3. Convergence and Divergence of Improper Integrals
3.1 Categories
Improper integrals are classified:
Convergent: If the limit exists as a finite number.
Divergent: If the limit does not exist.
3.2 Combined Convergence
If both integrals in Definition 1 are convergent, we define: \int{a}^{\infty} f(x) \, dx + \int{-\infty}^{b} f(x) \, dx
Any real number (a) is valid for this expression (reference to Exercise 88).
4. Area Interpretation of Improper Integrals
When (f) is a positive function, improper integrals can be interpreted as areas. Specifically:
Case (a): If (f(x) \geq 0) and the integral is convergent, it is defined as the area of the region.
Illustrated by the area under the graph of (f) from (a) to (t) as (t) approaches infinity.
5. Example 1: Convergence Determination
Problem: Determine if the integral (\int_{1}^{\infty} f(x) \, dx) is convergent or divergent.
Solution: From Definition 1(a), we find that the limit does not exist as a finite number, thus:
The improper integral is divergent.
6. Comparison of Results in Type 1 Integrals
Example comparisons reveal distinct results even when curves appear similar:
Although curves look akin for (x > 0), one has a finite area while the other diverges.
Type 2: Discontinuous Integrands
1. Definition and Context
Consider (f) as a positive continuous function defined on a finite interval but exhibits a vertical asymptote at (b).
The unbounded region S is then under the graph of (f) and above the x-axis between (a) and (b).
2. Area Concept for Type 2
The area between (a) and (t) approaches a definite number (A) as (t) approaches the vertical asymptote:
Denote this area mathematically as:
\lim_{t \to b^{-}} A(t) = A
3. Definition of Improper Integral of Type 2
For Type 2, the improper integral is defined as:
\int{a}^{b} f(x) \, dx = \lim{t \to b^{-}} \int_{a}^{t} f(x) \, dx
When (f) is discontinuous at (b).
\int{a}^{b} f(x) \, dx = \lim{t \to a^{+}} \int_{t}^{b} f(x) \, dx
When (f) is discontinuous at (a).
4. Convergence and Divergence for Type 2
Similar to Type 1, improper integrals are also classified:
Convergent: If the limit exists as a finite number.

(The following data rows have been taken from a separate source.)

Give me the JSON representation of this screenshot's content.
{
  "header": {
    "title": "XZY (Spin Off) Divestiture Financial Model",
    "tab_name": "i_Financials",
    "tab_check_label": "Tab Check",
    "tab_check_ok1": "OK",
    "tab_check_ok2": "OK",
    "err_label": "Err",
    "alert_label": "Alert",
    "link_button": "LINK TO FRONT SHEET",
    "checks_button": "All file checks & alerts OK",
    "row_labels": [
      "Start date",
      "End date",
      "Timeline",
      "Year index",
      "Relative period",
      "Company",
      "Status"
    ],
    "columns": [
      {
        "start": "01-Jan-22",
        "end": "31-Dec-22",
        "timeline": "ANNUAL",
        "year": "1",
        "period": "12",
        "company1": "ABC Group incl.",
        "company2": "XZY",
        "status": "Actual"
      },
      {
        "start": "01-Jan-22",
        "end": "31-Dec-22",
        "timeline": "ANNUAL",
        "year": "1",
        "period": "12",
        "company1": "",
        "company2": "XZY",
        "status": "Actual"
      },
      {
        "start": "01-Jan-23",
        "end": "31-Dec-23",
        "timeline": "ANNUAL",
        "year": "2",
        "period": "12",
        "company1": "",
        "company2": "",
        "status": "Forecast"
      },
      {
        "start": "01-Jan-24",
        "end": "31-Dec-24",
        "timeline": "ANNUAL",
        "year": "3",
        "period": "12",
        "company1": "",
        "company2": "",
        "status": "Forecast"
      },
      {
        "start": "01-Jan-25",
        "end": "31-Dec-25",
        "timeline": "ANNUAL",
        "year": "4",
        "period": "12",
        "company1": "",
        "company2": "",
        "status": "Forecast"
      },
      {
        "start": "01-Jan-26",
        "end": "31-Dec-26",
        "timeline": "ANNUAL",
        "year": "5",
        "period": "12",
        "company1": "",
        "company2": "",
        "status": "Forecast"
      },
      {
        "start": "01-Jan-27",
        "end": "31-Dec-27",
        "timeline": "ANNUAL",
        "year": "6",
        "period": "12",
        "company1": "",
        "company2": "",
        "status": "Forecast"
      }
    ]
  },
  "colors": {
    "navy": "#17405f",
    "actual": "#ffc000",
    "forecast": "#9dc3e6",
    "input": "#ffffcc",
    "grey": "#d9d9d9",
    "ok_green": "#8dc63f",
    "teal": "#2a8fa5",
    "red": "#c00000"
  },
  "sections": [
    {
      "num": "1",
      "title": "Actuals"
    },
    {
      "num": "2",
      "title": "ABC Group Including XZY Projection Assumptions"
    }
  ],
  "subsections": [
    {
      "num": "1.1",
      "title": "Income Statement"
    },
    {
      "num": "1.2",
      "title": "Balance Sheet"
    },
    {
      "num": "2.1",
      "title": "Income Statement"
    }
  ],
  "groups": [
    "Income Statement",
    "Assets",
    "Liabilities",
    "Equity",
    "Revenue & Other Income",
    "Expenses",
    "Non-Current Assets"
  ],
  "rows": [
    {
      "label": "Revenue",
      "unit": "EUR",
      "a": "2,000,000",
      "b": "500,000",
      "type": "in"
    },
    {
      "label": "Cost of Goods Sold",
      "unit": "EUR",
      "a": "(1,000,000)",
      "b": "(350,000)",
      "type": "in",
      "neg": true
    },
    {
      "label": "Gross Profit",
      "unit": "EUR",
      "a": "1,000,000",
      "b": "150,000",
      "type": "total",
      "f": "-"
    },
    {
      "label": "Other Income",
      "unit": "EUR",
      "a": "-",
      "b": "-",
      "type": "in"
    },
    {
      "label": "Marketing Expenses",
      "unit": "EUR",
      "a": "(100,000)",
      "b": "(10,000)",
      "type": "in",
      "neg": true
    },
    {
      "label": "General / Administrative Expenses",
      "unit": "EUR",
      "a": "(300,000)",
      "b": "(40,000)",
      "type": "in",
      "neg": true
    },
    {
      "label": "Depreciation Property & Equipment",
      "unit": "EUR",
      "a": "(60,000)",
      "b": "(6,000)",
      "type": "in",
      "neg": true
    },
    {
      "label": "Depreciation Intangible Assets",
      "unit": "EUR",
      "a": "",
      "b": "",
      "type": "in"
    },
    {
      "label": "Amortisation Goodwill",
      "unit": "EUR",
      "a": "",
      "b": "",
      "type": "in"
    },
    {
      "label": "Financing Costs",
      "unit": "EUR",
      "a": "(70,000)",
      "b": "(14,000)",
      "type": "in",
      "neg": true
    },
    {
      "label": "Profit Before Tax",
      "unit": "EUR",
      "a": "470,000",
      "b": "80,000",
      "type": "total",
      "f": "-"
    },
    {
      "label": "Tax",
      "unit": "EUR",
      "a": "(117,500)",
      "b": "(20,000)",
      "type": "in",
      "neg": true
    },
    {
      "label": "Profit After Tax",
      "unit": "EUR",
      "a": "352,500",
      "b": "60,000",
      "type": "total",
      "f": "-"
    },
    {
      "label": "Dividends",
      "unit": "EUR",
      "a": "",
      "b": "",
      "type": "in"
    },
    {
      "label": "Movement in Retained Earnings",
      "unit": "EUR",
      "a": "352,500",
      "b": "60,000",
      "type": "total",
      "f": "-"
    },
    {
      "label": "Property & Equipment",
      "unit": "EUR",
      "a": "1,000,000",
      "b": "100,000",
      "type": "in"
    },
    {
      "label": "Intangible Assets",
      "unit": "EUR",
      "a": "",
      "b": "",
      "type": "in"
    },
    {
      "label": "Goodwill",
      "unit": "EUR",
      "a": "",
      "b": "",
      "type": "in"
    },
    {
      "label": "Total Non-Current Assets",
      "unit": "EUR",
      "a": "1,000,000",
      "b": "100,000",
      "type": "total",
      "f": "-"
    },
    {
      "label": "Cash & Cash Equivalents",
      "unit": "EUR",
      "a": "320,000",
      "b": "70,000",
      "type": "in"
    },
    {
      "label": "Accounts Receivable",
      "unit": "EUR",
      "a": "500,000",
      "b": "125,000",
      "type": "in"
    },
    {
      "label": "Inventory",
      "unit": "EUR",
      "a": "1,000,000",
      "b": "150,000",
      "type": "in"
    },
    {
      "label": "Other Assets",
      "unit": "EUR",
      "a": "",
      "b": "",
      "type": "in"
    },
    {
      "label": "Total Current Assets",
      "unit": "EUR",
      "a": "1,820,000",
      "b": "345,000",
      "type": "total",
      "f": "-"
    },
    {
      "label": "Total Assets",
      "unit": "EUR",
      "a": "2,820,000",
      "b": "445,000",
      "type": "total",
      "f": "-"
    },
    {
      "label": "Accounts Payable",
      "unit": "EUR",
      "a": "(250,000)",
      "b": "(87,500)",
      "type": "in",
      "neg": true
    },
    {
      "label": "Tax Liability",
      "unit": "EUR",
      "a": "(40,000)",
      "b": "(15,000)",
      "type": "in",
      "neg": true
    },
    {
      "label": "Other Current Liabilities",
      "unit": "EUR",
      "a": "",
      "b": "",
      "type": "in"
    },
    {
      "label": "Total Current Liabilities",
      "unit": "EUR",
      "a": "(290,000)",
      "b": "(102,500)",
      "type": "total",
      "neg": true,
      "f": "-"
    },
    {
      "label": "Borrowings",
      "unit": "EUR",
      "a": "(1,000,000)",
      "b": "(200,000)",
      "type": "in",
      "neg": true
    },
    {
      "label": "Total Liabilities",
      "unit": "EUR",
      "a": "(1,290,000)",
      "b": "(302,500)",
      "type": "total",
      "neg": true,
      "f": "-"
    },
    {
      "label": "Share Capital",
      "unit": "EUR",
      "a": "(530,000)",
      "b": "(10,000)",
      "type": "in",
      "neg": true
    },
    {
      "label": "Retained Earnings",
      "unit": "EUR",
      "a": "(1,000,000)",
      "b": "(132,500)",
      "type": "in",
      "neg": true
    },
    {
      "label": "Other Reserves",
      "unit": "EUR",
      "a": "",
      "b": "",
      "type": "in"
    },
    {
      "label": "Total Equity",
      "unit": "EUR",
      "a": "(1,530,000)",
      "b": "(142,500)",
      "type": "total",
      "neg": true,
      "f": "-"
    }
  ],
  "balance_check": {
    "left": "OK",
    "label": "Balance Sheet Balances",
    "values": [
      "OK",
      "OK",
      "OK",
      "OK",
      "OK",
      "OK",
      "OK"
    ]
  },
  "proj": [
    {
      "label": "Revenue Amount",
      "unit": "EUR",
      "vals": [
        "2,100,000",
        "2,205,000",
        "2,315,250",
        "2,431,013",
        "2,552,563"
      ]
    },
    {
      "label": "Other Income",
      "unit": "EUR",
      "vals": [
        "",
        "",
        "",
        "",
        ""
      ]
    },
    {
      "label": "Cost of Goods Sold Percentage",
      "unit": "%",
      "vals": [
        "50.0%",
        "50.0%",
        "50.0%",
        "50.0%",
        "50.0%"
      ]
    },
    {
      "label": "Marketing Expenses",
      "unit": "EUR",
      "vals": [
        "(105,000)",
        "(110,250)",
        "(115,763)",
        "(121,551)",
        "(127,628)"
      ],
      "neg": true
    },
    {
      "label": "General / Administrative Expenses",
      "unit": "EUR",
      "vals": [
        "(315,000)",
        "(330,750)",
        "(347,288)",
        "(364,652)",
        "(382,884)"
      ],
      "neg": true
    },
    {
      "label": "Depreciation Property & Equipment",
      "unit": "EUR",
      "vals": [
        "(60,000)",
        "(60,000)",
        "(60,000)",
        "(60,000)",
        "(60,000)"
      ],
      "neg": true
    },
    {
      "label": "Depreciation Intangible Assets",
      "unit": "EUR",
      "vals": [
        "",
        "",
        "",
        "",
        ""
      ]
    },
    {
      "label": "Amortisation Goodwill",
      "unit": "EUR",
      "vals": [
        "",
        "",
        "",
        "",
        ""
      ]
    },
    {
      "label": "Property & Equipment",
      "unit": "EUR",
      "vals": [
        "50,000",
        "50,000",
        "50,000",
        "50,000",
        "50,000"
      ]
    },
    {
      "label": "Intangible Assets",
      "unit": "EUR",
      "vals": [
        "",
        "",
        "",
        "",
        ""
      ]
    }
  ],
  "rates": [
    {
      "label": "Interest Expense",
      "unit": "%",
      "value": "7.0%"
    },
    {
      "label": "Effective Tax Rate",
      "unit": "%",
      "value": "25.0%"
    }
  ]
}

Divergent: If it does not exist.
When discontinuities occur at a point (c) within (a < c < b), if both are convergent, the combined definition applies.
5. Example 5: Finding Convergence
Problem: Evaluate the improper integral near a vertical asymptote at (x = 2).
Determination: Since the discontinuity occurs at the left endpoint of the interval [2, 5], we apply part (b) of Definition 3 and find:
The integral is convergent, with the area being the value of the integral.
A Comparison Test for Improper Integrals
1. Need for Comparison Theorems
Difficulty may arise in evaluating the exact value of an improper integral; thus, knowing if it is convergent or divergent becomes significant.
Comparison Theorem establishes bounds:
Let (f) and (g) be continuous functions such that (f(x) \geq g(x) \geq 0) for (x \geq a).
2. Theorem Consequence
If:
(\int{a}^{\infty} g(x) \, dx) is convergent, then (\int{a}^{\infty} f(x) \, dx) is convergent.
If (\int{a}^{\infty} f(x) \, dx) is divergent, then (\int{a}^{\infty} g(x) \, dx) is also divergent.
It's important to note that these conditions are not reversible; convergence of one does not ensure the convergence of the other.
3. Example 9: Demonstrating Convergence
Task: Show that the integral (\int_{1}^{\infty} f(x) \, dx) is convergent.
Solution Analysis: Direct evaluation isn't possible due to non-elementary functions. Instead, we can express it in terms of known integrals:
Breaking it down, we connect it to an easier known definite integral.
Therefore, invoking results from the comparison, we conclude:
The integral with respect to infamous analytic and continuous behavior is convergent.